Hordes of hungry grasshoppers make gardening and farming more difficult in parts of Utah.
Photos by Steve C. Wilson/AP
An ambitious director might look at Mitch Halligan’s property and see an instant B-movie classic: “Invasion of the Grasshoppers.”
The place is overrun with the greasy little bugs. With each step you take on his property, the squirmy inch-long grasshoppers jump for cover in every direction. Those that don’t crunch under foot perch themselves atop tall grass stalks, crawl up pant legs or munch through gardens.
Across the road isn’t much better. Grasshoppers blanketed the neighbors’ entryway a few days ago and forced them to come in through the back door.
“I’d call this the closest that I’ve seen to a plague in a long time,” Mr. Halligan said.
Grasshoppers are regular summer visitors and a perennial crop-eating pest for farmers, but this year’s invasion in Tooele County west of Salt Lake City is worse than anyone can remember.
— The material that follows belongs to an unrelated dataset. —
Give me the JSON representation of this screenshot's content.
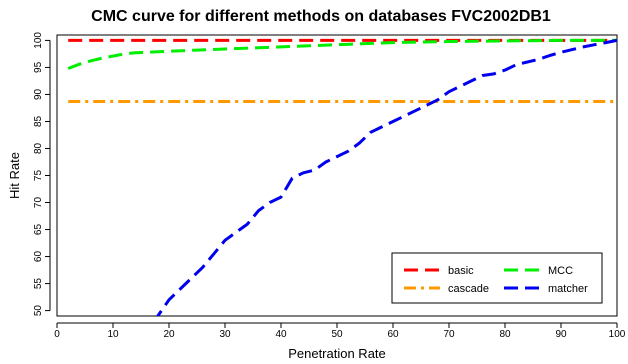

Tooele County commissioners have been swamped with calls about grasshoppers, particularly by people living next to undeveloped land where grasshoppers hatch --sometimes up to 2,000 per square foot.
“There’s like 100 times more grasshoppers than what we’re used to,” said Bruce Clegg, a county commissioner whose family has lived in the area for generations.
Many of the culprits this year are clear-winged grasshoppers, which began hatching several weeks ago and have moved like an unyielding wave across the parts of the landscape ever since.